A University of Notre Dame student has used her positive experience of access and inclusion at the university to inspire a global organisation to make itself more accessible to people with disabilities and learning impairments.
Maria Vakafua, who is partially blind, started at Notre Dame’s Sydney campus in 2017, nervous about how her disability would affect her goal of completing a Bachelor of Laws and Bachelor of Commerce.
Six years on, Ms Vakafua detailed her positive experience during a speech to more than 300 people from around the world at the Junior Enterprise World Conference in Italy.
Ms Vakafua and fellow Notre Dame students Charles Hurst, Jake Schloeffel and Jose Corpus are the founding members of Australia’s first Junior Enterprise project.
Junior Enterprises are student-led, non-profit organisations.
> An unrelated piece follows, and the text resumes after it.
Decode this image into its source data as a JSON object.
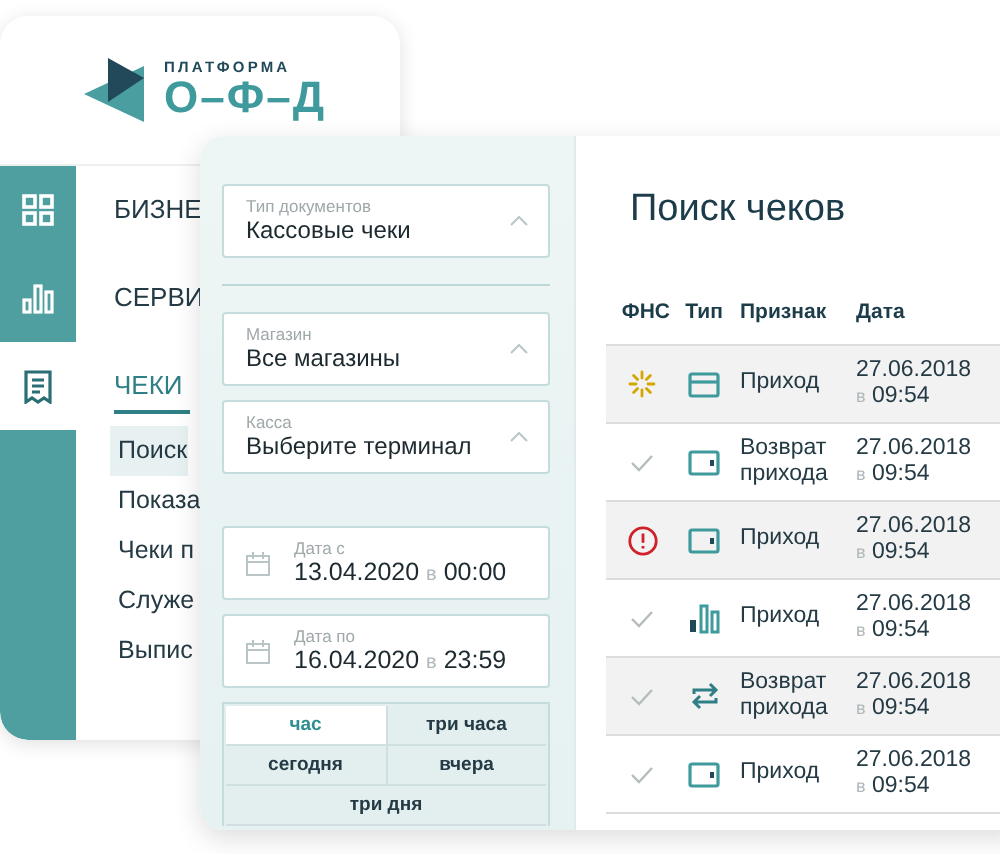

There are almost 2000 Junior Enterprises in 54 countries.
Ms Vakafua joined the Junior Enterprise project in March and was given the job of focusing on finance and the establishment of an access and inclusion framework for the project.
She based the framework on Notre Dame’s learning access plan model, which provides students with a disability with individualised plans to help them achieve their goals and participate equitably at university.
The innovation of the Notre Dame students caught the eye of Junior Enterprise Global and earned them an invitation to the conference in Florence in September.
Ms Vakafua was invited to speak at the closing ceremony and her speech inspired Junior Enterprise Global to advertise for a diversity and inclusion manager for the first time.
She is also in talks with the UN’s Young Leader for Sustainable Development Goals program about organising a hybrid event on access and inclusion at Notre Dame in Sydney next year.